Reading with RDKit: charge = 0 (as you reported). Reading with OpenBabel: charge = -2 Converting to MOL with OpenBabel and then reading with RDKit: charge = -2 Converting to MOL2 with OpenBabel (i.e. re-writing it) and reading with RDKit: error because non-ring atom is marked aromatic.

I don't really know what to do from here. An option that comes to mind is to download 2D SDFs from ZINC and use external software to calculate the 3D coordinates and protonate, such as molconvert from ChemAxon.

xavgit commented 11 months ago

Hi, thanks for the suggestions. I cannot find the 2D SDFs in the download section of the tranches. Can you kindly indicate where they are?

Thanks.

Saverio

rwxayheee commented 11 months ago

Hi @xavgit,

2D SDFs can be downloaded individually from Zinc. According to the head of the files, seems like those were made in RDKit. Using RDKit functions in Python, you can create molecule from smi (which you can get from tranches) and then compute 2D coordinates and write an SDF file as output.

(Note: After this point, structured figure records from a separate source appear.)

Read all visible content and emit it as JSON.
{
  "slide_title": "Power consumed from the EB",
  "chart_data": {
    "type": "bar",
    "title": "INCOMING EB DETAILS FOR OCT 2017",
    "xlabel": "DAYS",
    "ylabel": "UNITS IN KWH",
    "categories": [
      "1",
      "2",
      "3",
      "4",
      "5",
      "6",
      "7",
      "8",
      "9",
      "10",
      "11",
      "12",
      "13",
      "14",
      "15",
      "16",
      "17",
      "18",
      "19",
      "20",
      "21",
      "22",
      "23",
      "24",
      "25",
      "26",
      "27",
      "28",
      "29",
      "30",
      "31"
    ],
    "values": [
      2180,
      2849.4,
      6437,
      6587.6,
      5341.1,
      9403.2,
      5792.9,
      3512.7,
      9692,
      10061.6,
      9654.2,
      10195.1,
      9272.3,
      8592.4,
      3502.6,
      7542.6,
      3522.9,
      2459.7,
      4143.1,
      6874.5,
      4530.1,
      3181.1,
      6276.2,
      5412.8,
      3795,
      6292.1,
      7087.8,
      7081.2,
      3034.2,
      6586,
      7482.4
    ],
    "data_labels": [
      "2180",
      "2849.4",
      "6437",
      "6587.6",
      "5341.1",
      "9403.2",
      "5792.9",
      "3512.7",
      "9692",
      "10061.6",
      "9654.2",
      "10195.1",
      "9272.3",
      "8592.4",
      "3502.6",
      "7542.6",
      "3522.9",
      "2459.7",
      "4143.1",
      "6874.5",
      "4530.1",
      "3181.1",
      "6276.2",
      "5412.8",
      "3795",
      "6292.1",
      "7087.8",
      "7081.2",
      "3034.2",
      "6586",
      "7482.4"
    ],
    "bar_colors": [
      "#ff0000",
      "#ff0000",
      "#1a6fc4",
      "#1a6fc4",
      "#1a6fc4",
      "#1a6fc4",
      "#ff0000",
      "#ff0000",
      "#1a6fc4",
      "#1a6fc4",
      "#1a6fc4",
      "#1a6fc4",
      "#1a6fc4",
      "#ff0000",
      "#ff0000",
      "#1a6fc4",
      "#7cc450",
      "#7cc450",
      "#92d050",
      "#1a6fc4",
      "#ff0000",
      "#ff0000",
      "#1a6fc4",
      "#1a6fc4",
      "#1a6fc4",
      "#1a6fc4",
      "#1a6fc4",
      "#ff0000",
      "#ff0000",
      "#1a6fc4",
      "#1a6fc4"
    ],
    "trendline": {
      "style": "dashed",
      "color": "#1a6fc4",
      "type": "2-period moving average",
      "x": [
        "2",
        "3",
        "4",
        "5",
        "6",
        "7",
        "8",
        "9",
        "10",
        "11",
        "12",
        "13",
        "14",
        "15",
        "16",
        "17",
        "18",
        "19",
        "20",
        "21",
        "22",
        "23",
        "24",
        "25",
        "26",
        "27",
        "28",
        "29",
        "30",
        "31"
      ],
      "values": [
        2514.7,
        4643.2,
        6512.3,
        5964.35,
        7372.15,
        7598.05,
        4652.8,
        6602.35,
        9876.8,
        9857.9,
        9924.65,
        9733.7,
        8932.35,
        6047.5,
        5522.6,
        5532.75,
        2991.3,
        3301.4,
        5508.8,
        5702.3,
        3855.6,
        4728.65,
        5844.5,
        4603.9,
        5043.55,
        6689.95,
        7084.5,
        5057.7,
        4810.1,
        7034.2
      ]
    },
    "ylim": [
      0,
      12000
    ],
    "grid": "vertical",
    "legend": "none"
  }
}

But depending on what external software you wish to use in the next steps, it might be ok to just use the Smiles strings as the inputs.

diogomart commented 10 months ago

Here's a few interesting discussions regarding the ambiguity of the MOL2 format and the fact that RDKit expects atom types as written by corina.

https://sourceforge.net/p/rdkit/mailman/message/37668451/ https://github.com/rdkit/rdkit/discussions/4061 https://sourceforge.net/p/rdkit/mailman/message/37374678/

xavgit commented 10 months ago

Thanks for the links.

Saverio